Limitations to this board.
once you are arcing up the speed and power the tail width will work against you a bit as you try to slam a reo in the speed will keep going so it arcs out in a line. This occurs mainly with 3-4 ft and above, not a problem for 2-3 ft at all.

I am now considering adding to the quiver with a Sushimi of a slightly smaller size to complement things. the thing is that the Fishcuit does give you an over excitement of confidence that the waves are actually more powerful and hold more reo potential than perhaps they do, then watching others on short arse boards reveals that they are glugging around and struggling.

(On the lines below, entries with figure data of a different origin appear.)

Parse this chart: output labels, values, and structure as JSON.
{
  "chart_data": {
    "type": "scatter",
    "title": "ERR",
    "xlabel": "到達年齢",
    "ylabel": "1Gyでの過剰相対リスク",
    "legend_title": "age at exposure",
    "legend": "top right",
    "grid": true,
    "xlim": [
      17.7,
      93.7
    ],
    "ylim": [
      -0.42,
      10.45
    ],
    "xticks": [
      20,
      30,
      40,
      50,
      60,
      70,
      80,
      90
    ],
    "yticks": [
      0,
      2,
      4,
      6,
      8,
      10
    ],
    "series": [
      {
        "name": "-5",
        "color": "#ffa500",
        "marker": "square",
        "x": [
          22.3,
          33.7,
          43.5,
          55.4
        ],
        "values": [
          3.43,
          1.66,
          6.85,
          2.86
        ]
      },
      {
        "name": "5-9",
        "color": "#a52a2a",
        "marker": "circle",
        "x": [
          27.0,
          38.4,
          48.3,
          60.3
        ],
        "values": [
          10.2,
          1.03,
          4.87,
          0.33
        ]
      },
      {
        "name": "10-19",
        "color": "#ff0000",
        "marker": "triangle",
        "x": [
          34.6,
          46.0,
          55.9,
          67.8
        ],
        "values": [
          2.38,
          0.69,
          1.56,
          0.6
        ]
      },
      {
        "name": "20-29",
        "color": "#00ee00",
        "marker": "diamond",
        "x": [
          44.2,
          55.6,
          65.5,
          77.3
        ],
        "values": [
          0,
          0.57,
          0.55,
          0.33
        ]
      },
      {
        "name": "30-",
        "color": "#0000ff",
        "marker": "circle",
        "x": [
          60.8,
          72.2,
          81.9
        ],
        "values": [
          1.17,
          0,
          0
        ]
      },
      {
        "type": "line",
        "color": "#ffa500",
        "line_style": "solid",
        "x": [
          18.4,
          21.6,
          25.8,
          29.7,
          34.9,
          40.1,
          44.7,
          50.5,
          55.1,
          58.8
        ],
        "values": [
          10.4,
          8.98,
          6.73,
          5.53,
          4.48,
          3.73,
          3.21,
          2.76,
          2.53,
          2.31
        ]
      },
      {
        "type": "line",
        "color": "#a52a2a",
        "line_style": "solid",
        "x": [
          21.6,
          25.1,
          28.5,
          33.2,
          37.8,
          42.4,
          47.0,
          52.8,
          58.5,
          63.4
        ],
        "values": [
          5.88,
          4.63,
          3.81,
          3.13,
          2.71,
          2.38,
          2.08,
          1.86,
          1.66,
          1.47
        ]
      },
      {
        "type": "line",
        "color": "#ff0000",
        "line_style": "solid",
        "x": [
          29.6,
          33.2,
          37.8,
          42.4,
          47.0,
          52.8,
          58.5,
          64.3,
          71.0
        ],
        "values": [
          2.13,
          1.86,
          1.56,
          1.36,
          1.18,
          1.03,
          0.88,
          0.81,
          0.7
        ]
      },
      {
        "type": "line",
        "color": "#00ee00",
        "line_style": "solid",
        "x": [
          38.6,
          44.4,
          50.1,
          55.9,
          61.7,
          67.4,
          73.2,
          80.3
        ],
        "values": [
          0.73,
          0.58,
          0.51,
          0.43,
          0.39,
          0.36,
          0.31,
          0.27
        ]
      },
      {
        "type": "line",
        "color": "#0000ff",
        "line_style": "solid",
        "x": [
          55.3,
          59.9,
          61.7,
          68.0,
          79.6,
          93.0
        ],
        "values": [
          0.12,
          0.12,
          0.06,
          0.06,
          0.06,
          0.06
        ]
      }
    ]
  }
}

Its all about compromise, you have to get on the wave and feel some power, but that comes with a price of too much power sometimes, I know I would rather be on the wave ridding it that having the smallest most aerial reo machine and sitting in the slop frustrated because you cant catch one, and when you do, it lacks any power.

Fishcuit turns your local low to medium power  wave into a fun fest.

The board is also quite flat for all this speed. Very hollow and small waves make re-entry work more challenging as it will get stuck sometimes. Again, as youself this simple question. "Do I want to be on the wave ridding quickly and getting more out of the wave than I do on a standard board?" Yes? your wave ration will go up and the length and speed of ride will increase, no question.

Mal riders: looking for a short board experience without loosing that speed and float, but starting to throw a boad around like you never have? Fishcuit is the board.